ヘルペス・シンプレックスウイルス-1の潜伏は,潜伏関連トランスクリプト (LAT) 遺伝子によって暗号化されたマイクロRNA (miRNA) を含む. このLATミRNAは,TGF-βシグナリングを調節することで,感染したニューロンをアポトーシスから保護し,ウイルスの持続を助けます.
科学分野:
- ウイルス学 ウイルス学 ウイルス学
- 分子生物学は分子生物学である.
- 神経科学は神経科学である.
背景:
- マイクロRNA (miRNA) は,メッセンジャーRNA (mRNA) を標的にして遺伝子発現を調節する.
- ヘルペス・シンプレックスウイルス-1 (HSV-1) の遅延関連トランスクリプト (LAT) は,神経の遅延期間に発現し,感染した細胞の生存を促進します.

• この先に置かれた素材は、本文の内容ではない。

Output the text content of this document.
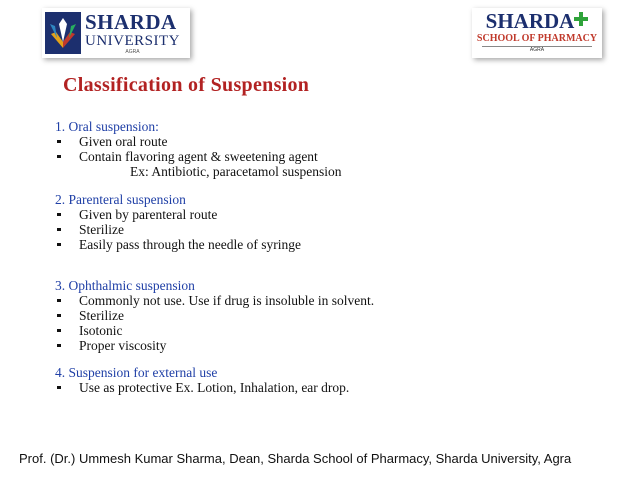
SHARDA
UNIVERSITY
AGRA
SHARDA
SCHOOL OF PHARMACY
AGRA
Classification of Suspension
1. Oral suspension:
Given oral route
Contain flavoring agent & sweetening agent
Ex: Antibiotic, paracetamol suspension
2. Parenteral suspension
Given by parenteral route
Sterilize
Easily pass through the needle of syringe
3. Ophthalmic suspension
Commonly not use. Use if drug is insoluble in solvent.
Sterilize
Isotonic
Proper viscosity
4. Suspension for external use
Use as protective Ex. Lotion, Inhalation, ear drop.

Prof. (Dr.) Ummesh Kumar Sharma, Dean, Sharda School of Pharmacy, Sharda University, Agra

- LATが抗アポプトティックな性質を与えるメカニズムは不明である.
研究 の 目的:
- HSV-1 LAT遺伝子によってコードされたmiRNAがアポトーシス抵抗に寄与するかどうかを調査する.
- LAT遺伝子から派生した特定のmiRNAを特定し,特徴づけること.
- LAT媒介によるアポトーシス抑制のメカニズムを解明する.
主な方法:
- LAT遺伝子断片による神経芽細胞の感染.
- 野生型および変異HSV-1菌株による細胞の感染.
- 分子技術を用いたmiRNA発現の特徴化.
- アポトーシスマーカーとTGF-β経路成分 (TGF-β1,SMAD3) の分析.
主要な成果:
- miR-LATと呼ばれるmiRNAは,HSV-1 LAT遺伝子の最初のエクソン内で特定されました.
- LAT断片を発現する細胞や,野生型HSV-1に感染した細胞は,アポトーシスの減少を示した.
- miR-LAT配列を欠いた変異HSV-1は,細胞をアポトーシスから保護できませんでした.
- miR-LATは,変形成長因子 (TGF) -β1とSMAD3の発現をダウンレギュレーションすることが示されました.
結論:
- HSV-1 LAT遺伝子は,アポトーシスに対する耐性を授与するmiRNA (miR-LAT) をコードする.
- miR-LATは,TGF-βシグナル伝達経路をダウンレギュレーションすることによってアポトーシスを抑制します.
- このmiRNAは,HSV-1の潜伏期および感覚神経細胞における持続性を維持する上で重要な役割を果たします.